WEST VALLEY CITY — When Doris Wall moved into her West Valley City neighborhood 45 years ago, the houses were new, the lawns were manicured and everything had that 1960s sparkle.

Now her home isn't far from an area that's notorious for having high turnover, weeds and more than a few broken cars parked on the front lawns. It's the kind of area that West Valley City wants to clean up with a new Community Preservation Department — one more neighborhood Wall wants the city to fight for in her crusade to redeem West Valley's faltering reputation.

"West Valley does a lot of good things, and I get so sad and so tired of people saying, 'Don't move out there. It's really bad,"' Wall said. "It isn't. I wish people wouldn't give us such a bad rap because it's really not that bad. It really isn't."

As much as Wall — an involved resident and chairwoman of the local Neighborhood Watch — loves West Valley, she still admits there are areas in the city that need help. That need is the primary reason city manager Wayne Pyle drafted an executive order that created the new department that will devote more resources to keeping the city clean.

The Community Preservation Department will combine several existing city divisions, like code enforcement, animal services and housing, under one umbrella. The new department will receive the existing budget allocations given to those departments plus an additional $400,000 in funds. A one-time $300,000 shot-in-the-arm for startup costs has also been approved by the city.

Pyle says the department's new director, Layne Morris, will hire more code enforcement officers — including an officer who will focus only on graffiti removal — and establish a method of measuring whether the new department is having an impact on improving the city.

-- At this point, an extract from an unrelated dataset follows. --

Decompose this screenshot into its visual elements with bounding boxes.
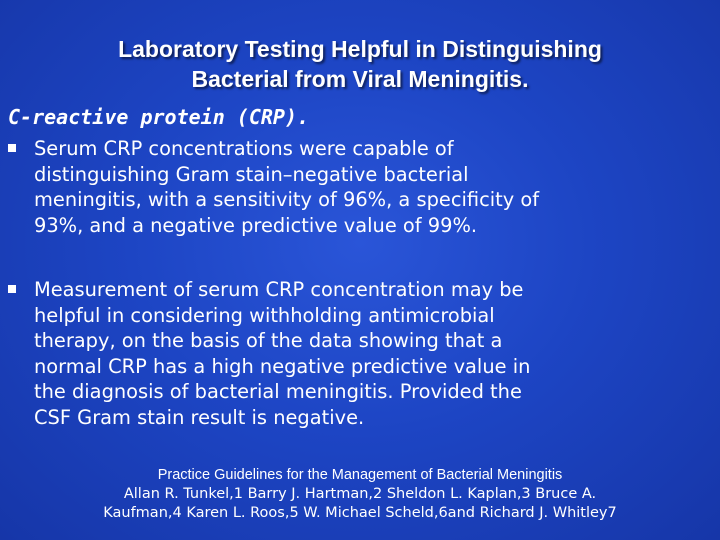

"We don't have a real measurement or benchmarking system that says this is what the shape is of the whole city in terms of a neighborhood or a block, and we need to establish a baseline measure for whether we're improving," Pyle said. "We've tried to make some changes over the last few years, but until this past year (code enforcement) never rose to the level of priority that it did this year."

Morris, a West Valley City employee for 13 years, hopes to have a measuring system in place by July.

"The thing that excites me most about (the Community Preservation Department) is the chance to accomplish something that our residents have, frankly, demanded of us," Morris said. "Our job will be to promote (city ordinances) through education and fairly enforce the city's ordinances instead of just being so under-manned that we can barely keep up with some of the complaints."

The city's image is important to Morris and Pyle, but they say they care more about what their own residents think of living in the city. Wall definitely cares what outsiders think about the city.

"I want people to come down my street and say, 'Oh, this is a nice area,"' Wall said. "I don't want people that do crime to come down and say, 'These people don't care so we can do crime.' ... We're good people. We do care, and (West Valley City) is a good place to live. I wouldn't want to live anywhere else."